- Na verdade, meu caro - disse Château-Renaud -, não compreendo, exceptuando a diferença de condição social, e não creio que isso o preocupe muito, não compreendo, repito, que, exceptuando a diferença de condição social, possa ter qualquer coisa contra Mademoiselle Danglars, que é realmente uma lindíssima rapariga.
- Muito bonita, decerto - concordou Albert. - Mas confesso-lhe que em vez de beleza preferiria qualquer coisa mais meiga, mais suave, mais feminina, enfim.
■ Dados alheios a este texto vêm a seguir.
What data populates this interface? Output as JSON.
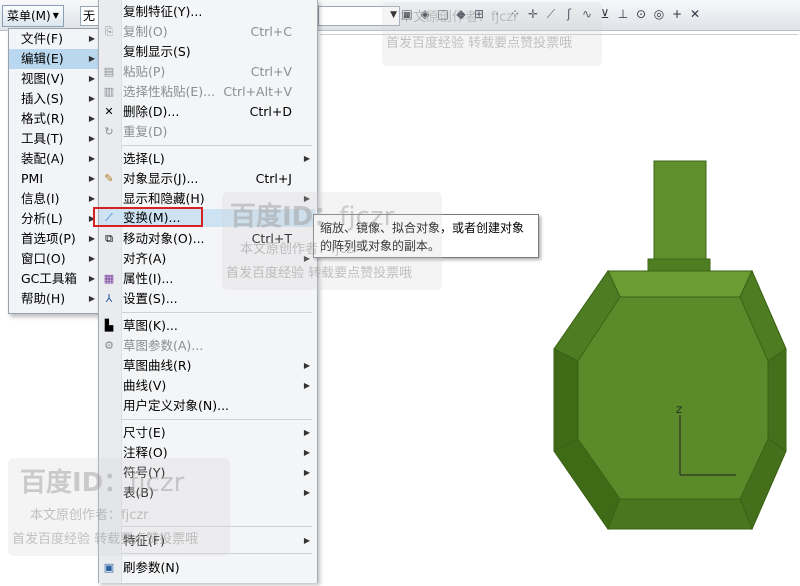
{
  "toolbar": {
    "menu_button": "菜单(M)",
    "filter_value": "无",
    "icons": [
      "view-icon",
      "snap-icon",
      "point-icon",
      "line-icon",
      "curve-icon",
      "arc-icon",
      "circle-icon",
      "plus-icon"
    ]
  },
  "main_menu": {
    "items": [
      {
        "label": "文件(F)",
        "has_sub": true
      },
      {
        "label": "编辑(E)",
        "has_sub": true,
        "active": true
      },
      {
        "label": "视图(V)",
        "has_sub": true
      },
      {
        "label": "插入(S)",
        "has_sub": true
      },
      {
        "label": "格式(R)",
        "has_sub": true
      },
      {
        "label": "工具(T)",
        "has_sub": true
      },
      {
        "label": "装配(A)",
        "has_sub": true
      },
      {
        "label": "PMI",
        "has_sub": true
      },
      {
        "label": "信息(I)",
        "has_sub": true
      },
      {
        "label": "分析(L)",
        "has_sub": true
      },
      {
        "label": "首选项(P)",
        "has_sub": true
      },
      {
        "label": "窗口(O)",
        "has_sub": true
      },
      {
        "label": "GC工具箱",
        "has_sub": true
      },
      {
        "label": "帮助(H)",
        "has_sub": true
      }
    ]
  },
  "edit_menu": {
    "items": [
      {
        "label": "复制特征(Y)...",
        "icon": "",
        "shortcut": ""
      },
      {
        "label": "复制(O)",
        "icon": "copy-icon",
        "shortcut": "Ctrl+C",
        "disabled": true
      },
      {
        "label": "复制显示(S)",
        "icon": "",
        "shortcut": ""
      },
      {
        "label": "粘贴(P)",
        "icon": "paste-icon",
        "shortcut": "Ctrl+V",
        "disabled": true
      },
      {
        "label": "选择性粘贴(E)...",
        "icon": "paste-special-icon",
        "shortcut": "Ctrl+Alt+V",
        "disabled": true
      },
      {
        "label": "删除(D)...",
        "icon": "delete-icon",
        "shortcut": "Ctrl+D"
      },
      {
        "label": "重复(D)",
        "icon": "repeat-icon",
        "shortcut": "",
        "disabled": true
      },
      {
        "label": "选择(L)",
        "icon": "",
        "shortcut": "",
        "sub": true
      },
      {
        "label": "对象显示(J)...",
        "icon": "object-display-icon",
        "shortcut": "Ctrl+J"
      },
      {
        "label": "显示和隐藏(H)",
        "icon": "",
        "shortcut": "",
        "sub": true
      },
      {
        "label": "变换(M)...",
        "icon": "transform-icon",
        "shortcut": "",
        "highlight": true
      },
      {
        "label": "移动对象(O)...",
        "icon": "move-object-icon",
        "shortcut": "Ctrl+T"
      },
      {
        "label": "对齐(A)",
        "icon": "",
        "shortcut": "",
        "sub": true
      },
      {
        "label": "属性(I)...",
        "icon": "properties-icon",
        "shortcut": ""
      },
      {
        "label": "设置(S)...",
        "icon": "settings-icon",
        "shortcut": ""
      },
      {
        "label": "草图(K)...",
        "icon": "sketch-icon",
        "shortcut": ""
      },
      {
        "label": "草图参数(A)...",
        "icon": "sketch-param-icon",
        "shortcut": "",
        "disabled": true
      },
      {
        "label": "草图曲线(R)",
        "icon": "",
        "shortcut": "",
        "sub": true
      },
      {
        "label": "曲线(V)",
        "icon": "",
        "shortcut": "",
        "sub": true
      },
      {
        "label": "用户定义对象(N)...",
        "icon": "",
        "shortcut": ""
      },
      {
        "label": "尺寸(E)",
        "icon": "",
        "shortcut": "",
        "sub": true
      },
      {
        "label": "注释(O)",
        "icon": "",
        "shortcut": "",
        "sub": true
      },
      {
        "label": "符号(Y)",
        "icon": "",
        "shortcut": "",
        "sub": true
      },
      {
        "label": "表(B)",
        "icon": "",
        "shortcut": "",
        "sub": true
      },
      {
        "label": "特征(F)",
        "icon": "",
        "shortcut": "",
        "sub": true
      },
      {
        "label": "刷参数(N)",
        "icon": "refresh-param-icon",
        "shortcut": ""
      }
    ]
  },
  "tooltip": {
    "text": "缩放、镜像、拟合对象，或者创建对象的阵列或对象的副本。"
  },
  "watermark": {
    "brand": "百度ID：",
    "user": "fjczr",
    "author_line": "本文原创作者：fjczr",
    "promo_line": "首发百度经验 转载要点赞投票哦"
  },
  "colors": {
    "model_green": "#5b8a2a",
    "highlight_red": "#d72020",
    "active_item": "#b9d7ee"
  }
}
- Ora vejam estes rapazes! - exclamou Château-Renaud que, na sua qualidade de homem de trinta anos, tomava com Morcerf ares paternais. - Nunca estão satisfeitos. Então, meu caro, arranjam-lhe uma noiva que parece uma Diana caçadora e você não está contente?!
- Precisamente por isso. Preferiria qualquer coisa no género da Vénus de Milo ou de Cápua. Aquela Diana caçadora sempre no meio das suas ninfas assusta-me um pouco. Receio que me trate como Actéon
Com efeito, uma olhadela à jovem quase podia explicar o sentimento que acabava de confessar Morcerf. Mademoiselle Danglars era bela, mas, como dissera Albert, de uma beleza um pouco parada. Os seus cabelos eram de um bonito negro, mas nas suas ondas naturais notava-se certa rebelião à mão que queria impor-lhes a sua vontade; os seus olhos, negros como os cabelos, emoldurados por magníficas sobrancelhas, que só tinham um defeito, o de se franzirem de vez em quando, eram sobretudo notáveis por uma expressão de firmeza que admirava encontrar no olhar de uma mulher; o seu nariz tinha as proporções exactas que um estatuário daria ao de Juno; apenas a boca era demasiado grande, mas guarnecida de lindos dentes, que ainda mais faziam sobressair os lábios, cujo carmim excessivamente vivo contrastava com a palidez do rosto; finalmente, um sinal preto colocado ao canto da boca, e maior do que são habitualmente tais caprichos da natureza, acabava de lhe dar à fisionomia o ar decidido que assustava um bocadinho Morcerf.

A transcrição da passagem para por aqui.